Last week we had some performance issues in a bitemporal model, which by the looks of it was the result of a poorly selected execution plan in SQL Server. The reasoning behind this conclusion was that if parts of the query were first run separately with results stored in temp tables, and these later used, the issues were gone. This had me thinking though: Could something be done in order to get a better plan through the point-in-time views?
I first set about testing different methods of finding the row in effect in a unitemporal solution. In order to do so, a script was put together that creates a test bench along with a number of functions utilizing different methods. This is the script in case you would like to reproduce the test. Note that some tricks had to be employed for some methods in order to retain table elimination, a crucial feature, that may very well have skewed those results towards the negative.
The best performers in this test are the “OUTER APPLY” and “TOP 1 SUBSELECT”. We are already using the “TOP 1 SUBSELECT” variant, and they are almost tied for first place, so perhaps not much can be gained after all. That said, the execution pattern is very different between the two, so it’s hard to draw any conclusions without proper testing for the bitemporal case.

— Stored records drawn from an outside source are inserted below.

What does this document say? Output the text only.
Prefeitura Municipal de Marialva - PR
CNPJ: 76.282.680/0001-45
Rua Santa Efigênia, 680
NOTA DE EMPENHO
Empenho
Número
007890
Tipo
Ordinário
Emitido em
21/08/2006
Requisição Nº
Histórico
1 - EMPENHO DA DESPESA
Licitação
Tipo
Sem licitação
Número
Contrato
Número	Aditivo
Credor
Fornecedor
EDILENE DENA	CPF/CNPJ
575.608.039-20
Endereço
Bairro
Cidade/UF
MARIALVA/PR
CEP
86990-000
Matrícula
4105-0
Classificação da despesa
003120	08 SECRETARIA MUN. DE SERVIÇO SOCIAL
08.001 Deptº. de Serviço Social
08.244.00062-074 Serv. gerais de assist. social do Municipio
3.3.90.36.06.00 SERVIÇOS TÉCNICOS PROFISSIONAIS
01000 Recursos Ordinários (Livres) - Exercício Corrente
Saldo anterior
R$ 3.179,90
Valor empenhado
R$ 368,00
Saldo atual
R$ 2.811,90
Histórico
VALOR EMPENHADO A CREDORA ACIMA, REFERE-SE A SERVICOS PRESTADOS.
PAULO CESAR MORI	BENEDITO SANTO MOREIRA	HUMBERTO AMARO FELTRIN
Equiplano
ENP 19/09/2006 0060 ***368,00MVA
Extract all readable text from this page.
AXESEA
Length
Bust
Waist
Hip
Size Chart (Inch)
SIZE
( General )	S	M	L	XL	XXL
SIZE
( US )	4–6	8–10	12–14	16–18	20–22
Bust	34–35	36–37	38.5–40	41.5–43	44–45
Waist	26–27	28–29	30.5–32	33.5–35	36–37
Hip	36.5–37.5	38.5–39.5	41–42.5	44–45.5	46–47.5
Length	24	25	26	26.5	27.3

In the bitemporal point-in-time views, the rows in effect method has to be used twice. First to find the latest asserted posits, and then from those, the ones with the latest appearance time. So, I set about testing the four possible combinations of the two best approaches on one million rows in an example model. The results are summarized below (you may need to click to enlarge the images unless you have a really good monitor and incredible eye sight).
TOP 1 SUBSELECT appearance TOP 1 SUBSELECT assertion
Time to run: 8.0 seconds. This is the current approach.
OUTER APPLY appearance OUTER APPLY assertion
Time to run: 5.1 seconds. Better than current, even if the estimated cost is worse.
TOP 1 SUBSELECT appearance OUTER APPLY assertion
Time to run: 9.5 seconds. Worse than current.
OUTER APPLY appearance TOP 1 SUBSELECT assertion
Time to run: 3.9 seconds. Better than current, and lower estimated cost.
The last of the alternatives above cuts the execution time in half for the test we ran. It also has the simplest execution plan of them all. This seems promising, given that our goal was to get the optimizer to pick a good plan in a live and complex environment. I will be rewriting the logic in the generator for bitemporal models during the week to utilize this hybrid method of OUTER APPLY and TOP 1 SUBSELECT.